Well-known Probability Related Functions

This family of functions implement QXXX(), PXXX(), and RXXX() for a probability density or mass function XXX. Q for quantile, p for propability or cdf value, R for random number.

QNORM(p, mean, stddev) returns the quantile value $q$

whereas

PNORM(q, mean, stddev) returns $p$ using the equation

$$ \int_{-\infty}^{q} f(x; \mu, \sigma)dx = p $$

and RNORM(mean, stddev) draws a random number from a Normal distribution with mean mean ( $\mu$ ) and standard deviation stddev ( $\sigma$ ) which is defined as

$$ f(x; \mu, \sigma) = \frac{1}{\sigma\sqrt{2\pi}} e^{-\frac{1}{2} (\frac{x-\mu}{\sigma})^2} $$

and $-\infty < x < \infty$.

# Quantile of Normal Distribution with mean 0 and standard deviation 1
result = DBInterface.execute(db, "select QNORM(0.025, 0.0, 1.0) from table") |> DataFrame 

# Probability of Normal Distribution with mean 0 and standard deviation 1
result = DBInterface.execute(db, "select PNORM(-1.96, 0.0, 1.0) from table") |> DataFrame 

# Random number drawn from a Normal Distribution with mean * and standard deviation 1
result = DBInterface.execute(db, "select RNORM(0.0, 1.0) from table") |> DataFrame 

Other functions for distributions

Note that Q, P, and R prefix correspond to Quantile, CDF (Probability), and Random (number), respectively.

  • QT(x, dof), PT(x, dof), RT(dof) for Student-T Distribution
  • QCHISQ(x, dof), PCHISQ(x, dof), RCHISQ(dof) for ChiSquare Distribution
  • QF(x, dof1, dof2), PF(x, dof1, dof2), RF(dof1, dof2) for F Distribution
  • QPOIS(x, lambda),RPOIS(x, lambda), RPOIS(lambda) for Poisson Distribution
  • QBINOM(x, n, p), PBINOM(x, n, p), RBINOM(n, p) for Binomial Distribution
  • QUNIF(x, a, b), PUNIF(x, a, b), RUNIF(a, b) for Uniform Distribution
  • QEXP(x, theta), PEXP(x, theta), REXP(theta) for Exponential Distribution
  • QBETA(x, alpha, beta), PGAMMA(x, alpha, beta), RGAMMA(alpha, beta) for Beta Distribution
  • QCAUCHY(x, location, scale), PCAUCHY(x, location, scale), RCAUCHY(location, scale) for Cauchy Distribution
  • QGAMMA(x, alpha, theta), PGAMMA(x, alpha, theta), RGAMMA(alpha, theta) for Gamma Distribution
  • QFRECHET(x, alpha), PFRECHET(x, alpha), RFRECHET(alpha) for Frechet Distribution
  • QPARETO(x, alpha, theta), PPARETO(x, alpha, theta), RPARETO(alpha, theta) for Pareto Distribution
  • QWEIBULL(x, alpha, theta), PWEIBULL(x, alpha, theta), RWEIBULL(alpha, theta) for Weibull Distribution

Hypothesis Tests

  • JB(x) for Jarque-Bera Normality Test (returns the p-value)

The Logic

The package mainly uses the register function.
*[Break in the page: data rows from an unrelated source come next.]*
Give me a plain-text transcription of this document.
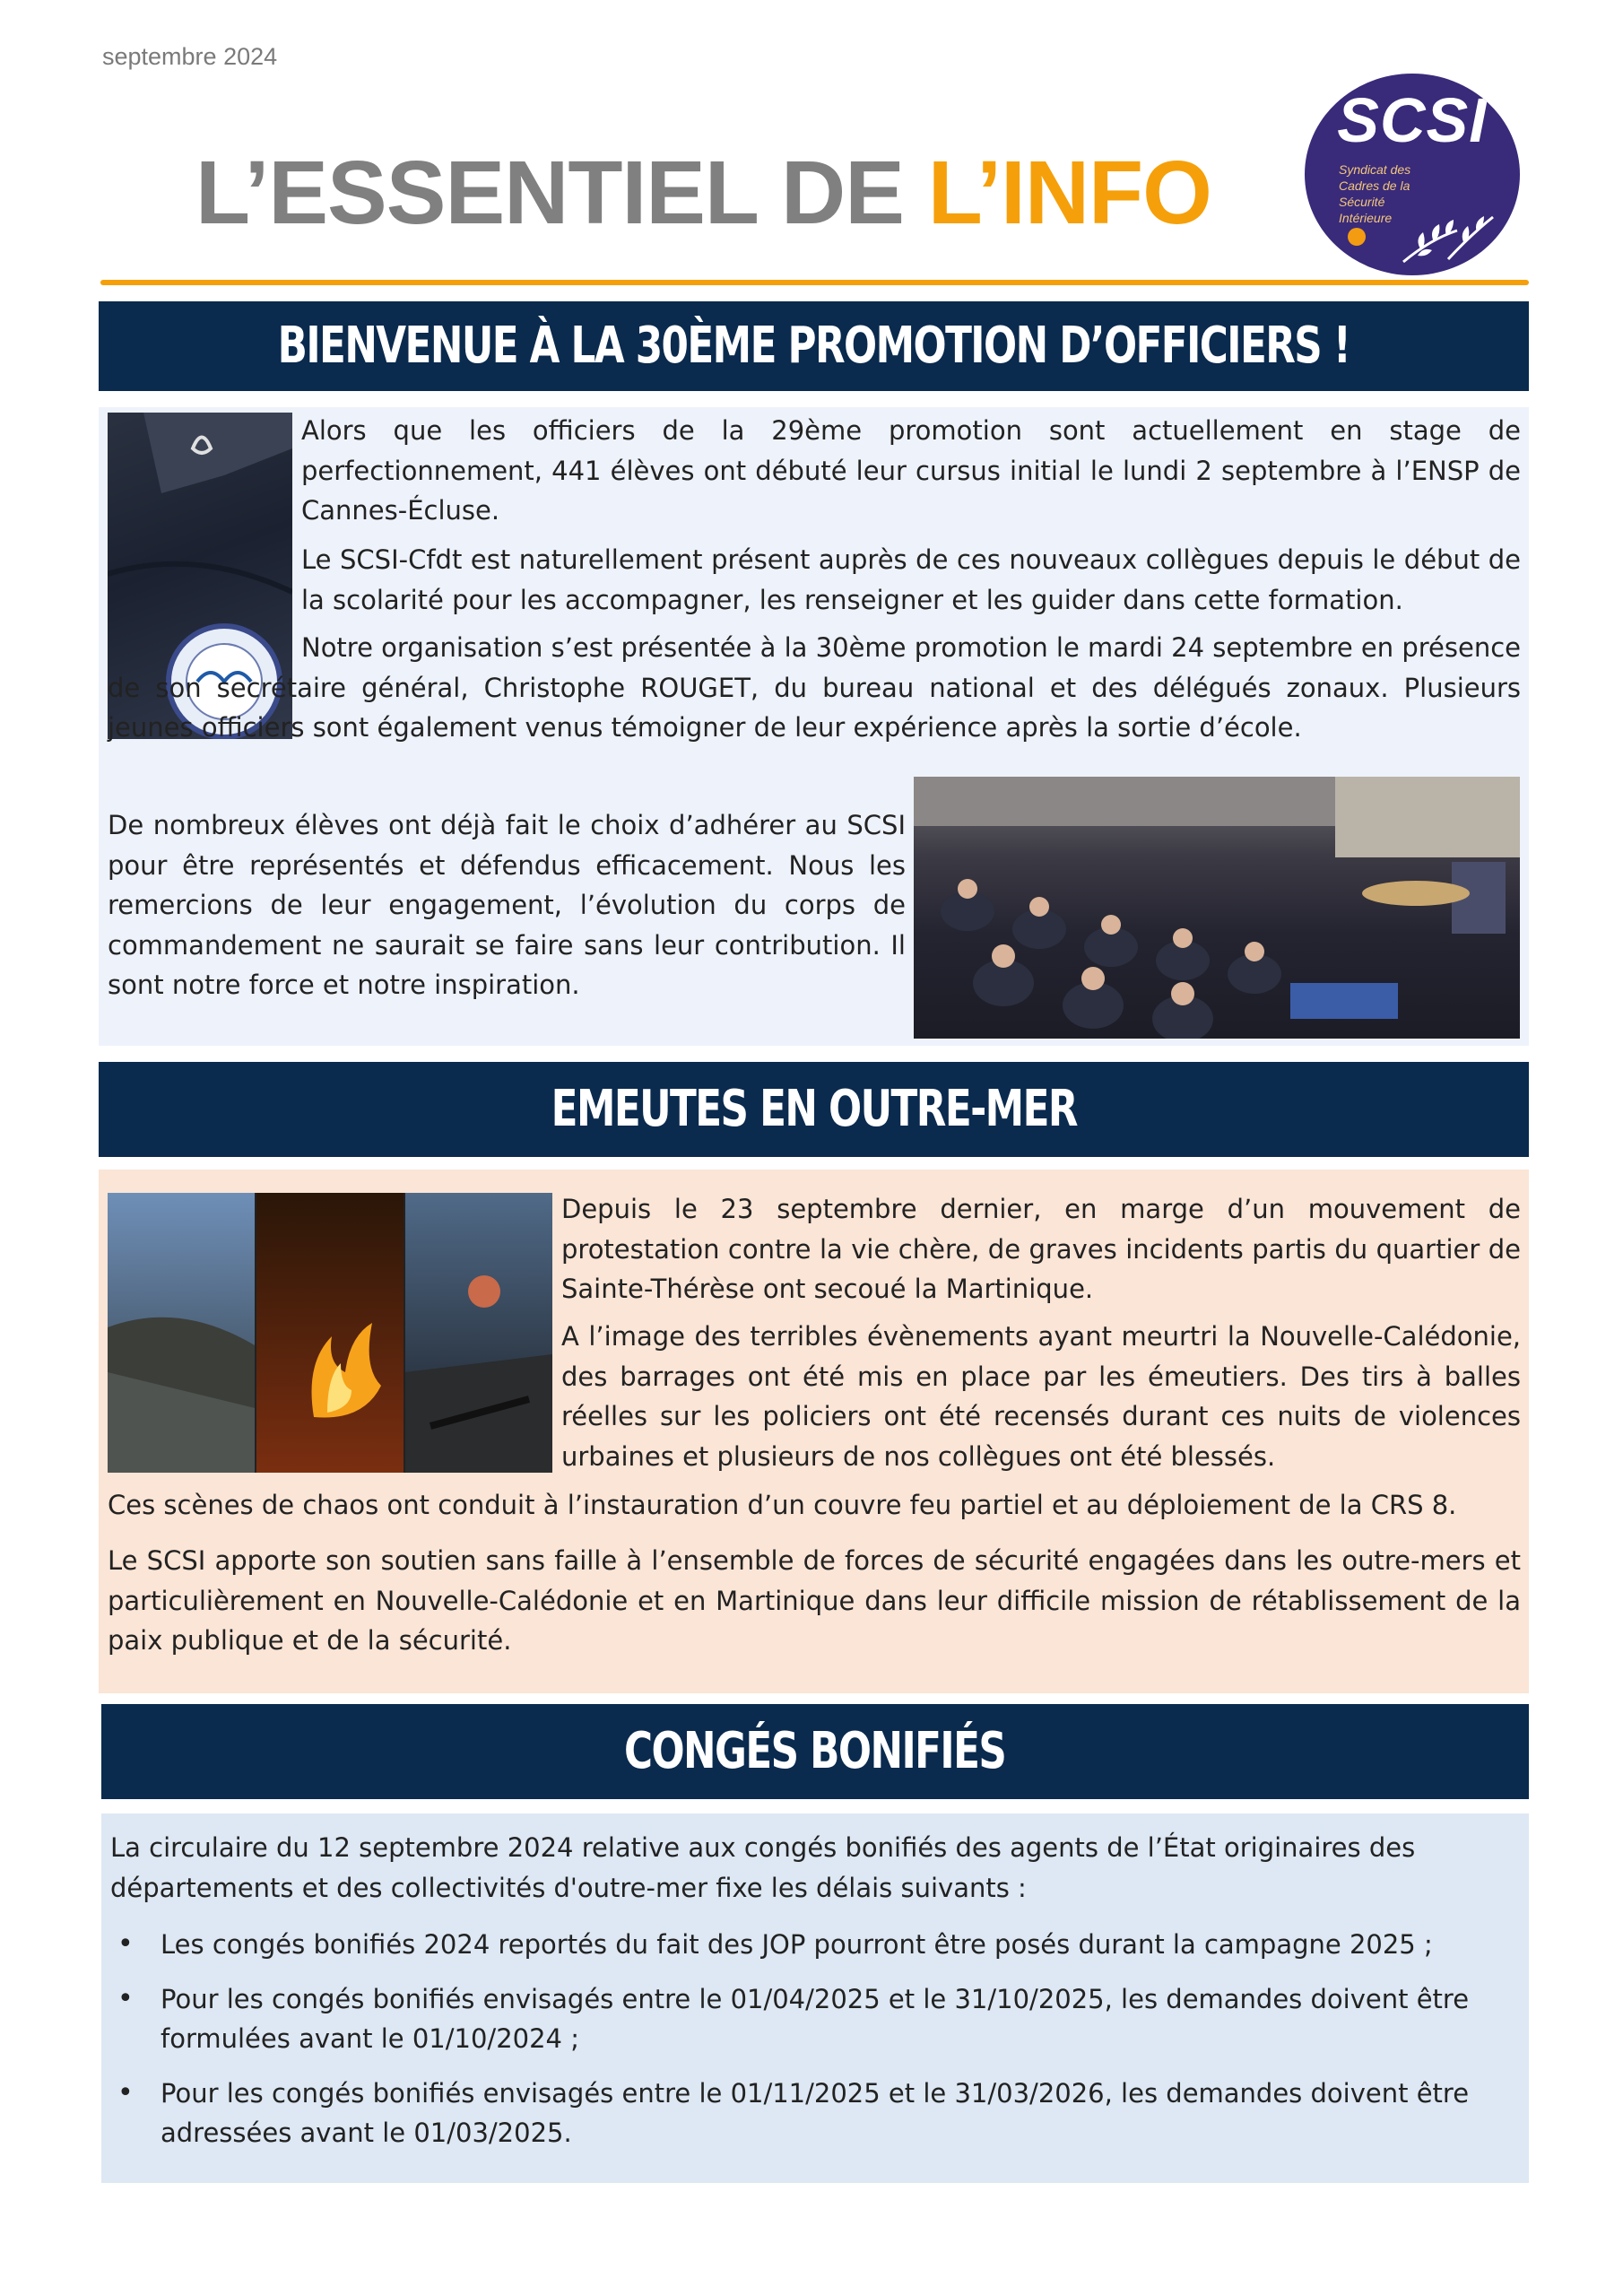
septembre 2024
L’ESSENTIEL DE L’INFO
SCSI
Syndicat des
Cadres de la
Sécurité
Intérieure
BIENVENUE À LA 30ÈME PROMOTION D’OFFICIERS !

Alors que les officiers de la 29ème promotion sont actuellement en stage de perfectionnement, 441 élèves ont débuté leur cursus initial le lundi 2 septembre à l’ENSP de Cannes-Écluse.

Le SCSI-Cfdt est naturellement présent auprès de ces nouveaux collègues depuis le début de la scolarité pour les accompagner, les renseigner et les guider dans cette formation.

Notre organisation s’est présentée à la 30ème promotion le mardi 24 septembre en présence de son secrétaire général, Christophe ROUGET, du bureau national et des délégués zonaux. Plusieurs jeunes officiers sont également venus témoigner de leur expérience après la sortie d’école.

De nombreux élèves ont déjà fait le choix d’adhérer au SCSI pour être représentés et défendus efficacement. Nous les remercions de leur engagement, l’évolution du corps de commandement ne saurait se faire sans leur contribution. Il sont notre force et notre inspiration.

EMEUTES EN OUTRE-MER

Depuis le 23 septembre dernier, en marge d’un mouvement de protestation contre la vie chère, de graves incidents partis du quartier de Sainte-Thérèse ont secoué la Martinique.

A l’image des terribles évènements ayant meurtri la Nouvelle-Calédonie, des barrages ont été mis en place par les émeutiers. Des tirs à balles réelles sur les policiers ont été recensés durant ces nuits de violences urbaines et plusieurs de nos collègues ont été blessés.

Ces scènes de chaos ont conduit à l’instauration d’un couvre feu partiel et au déploiement de la CRS 8.

Le SCSI apporte son soutien sans faille à l’ensemble de forces de sécurité engagées dans les outre-mers et particulièrement en Nouvelle-Calédonie et en Martinique dans leur difficile mission de rétablissement de la paix publique et de la sécurité.

CONGÉS BONIFIÉS

La circulaire du 12 septembre 2024 relative aux congés bonifiés des agents de l’État originaires des départements et des collectivités d'outre-mer fixe les délais suivants :

• Les congés bonifiés 2024 reportés du fait des JOP pourront être posés durant la campagne 2025 ;
• Pour les congés bonifiés envisagés entre le 01/04/2025 et le 31/10/2025, les demandes doivent être formulées avant le 01/10/2024 ;
• Pour les congés bonifiés envisagés entre le 01/11/2025 et le 31/03/2026, les demandes doivent être adressées avant le 01/03/2025.
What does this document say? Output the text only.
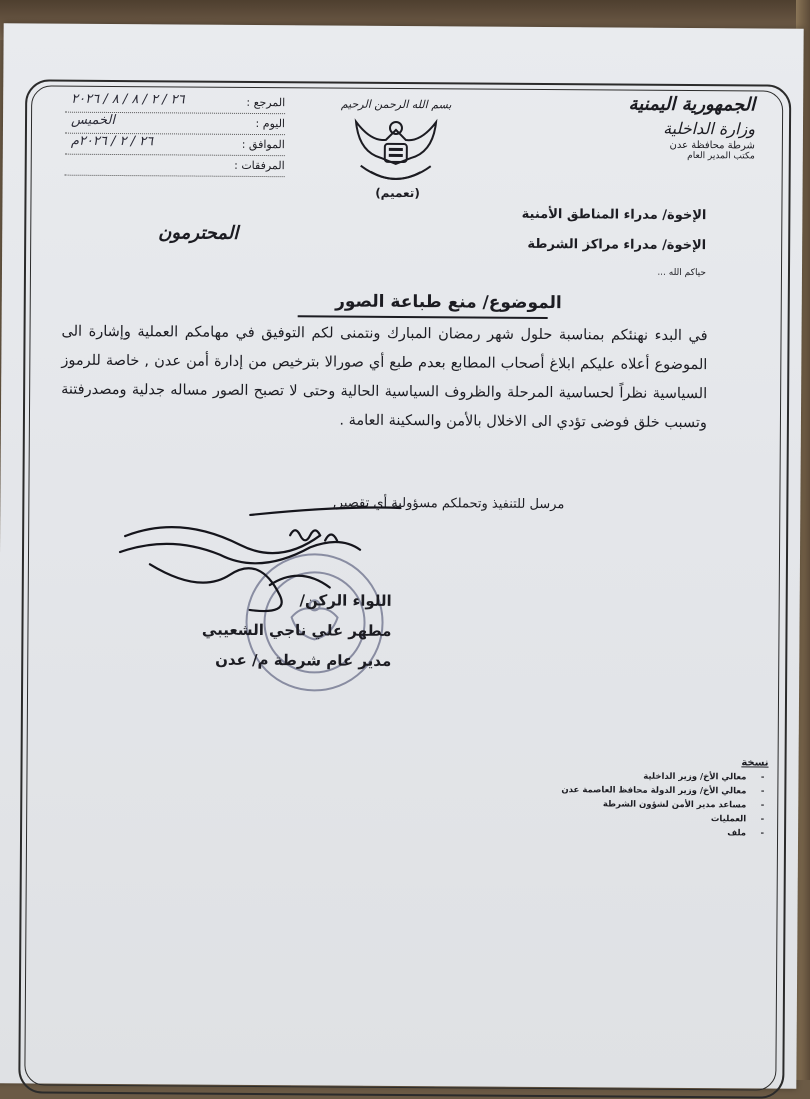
الجمهورية اليمنية
وزارة الداخلية
شرطة محافظة عدن
مكتب المدير العام
بسم الله الرحمن الرحيم
المرجع :
٢٦ / ٢ / ٨ / ٨ / ٢٠٢٦
اليوم :
الخميس
الموافق :
٢٦ / ٢ / ٢٠٢٦م
المرفقات :
(تعميم)
الإخوة/ مدراء المناطق الأمنية
الإخوة/ مدراء مراكز الشرطة
حياكم الله ...
المحترمون
الموضوع/ منع طباعة الصور
في البدء نهنئكم بمناسبة حلول شهر رمضان المبارك ونتمنى لكم التوفيق في مهامكم العملية وإشارة الى الموضوع أعلاه عليكم ابلاغ أصحاب المطابع بعدم طبع أي صورالا بترخيص من إدارة أمن عدن , خاصة للرموز السياسية نظراً لحساسية المرحلة والظروف السياسية الحالية وحتى لا تصبح الصور مساله جدلية ومصدرفتنة وتسبب خلق فوضى تؤدي الى الاخلال بالأمن والسكينة العامة .
مرسل للتنفيذ وتحملكم مسؤولية أي تقصير,
اللواء الركن/
مطهر علي ناجي الشعيبي
مدير عام شرطة م/ عدن
نسخة
- معالي الأخ/ وزير الداخلية
- معالي الأخ/ وزير الدولة محافظ العاصمة عدن
- مساعد مدير الأمن لشؤون الشرطة
- العمليات
- ملف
For example, a single variable function MEDIAN is registered as

SQLite.register(db, [], 
        (x,y) -> vcat(x, y), 
        x -> StatsBase.quantile(x, 0.50), 
        name = "MEDIAN")

whereas, the two-variable function COR is registered as

SQLite.register(db, Array{Float64, 2}(undef, (0, 2)), 
        (x, a, b) -> vcat(x, [a, b]'), 
        x -> StatsBase.cor(x[:,1], x[:,2]), 
        name = "COR", nargs = 2)

for Pearson's correlation coefficient.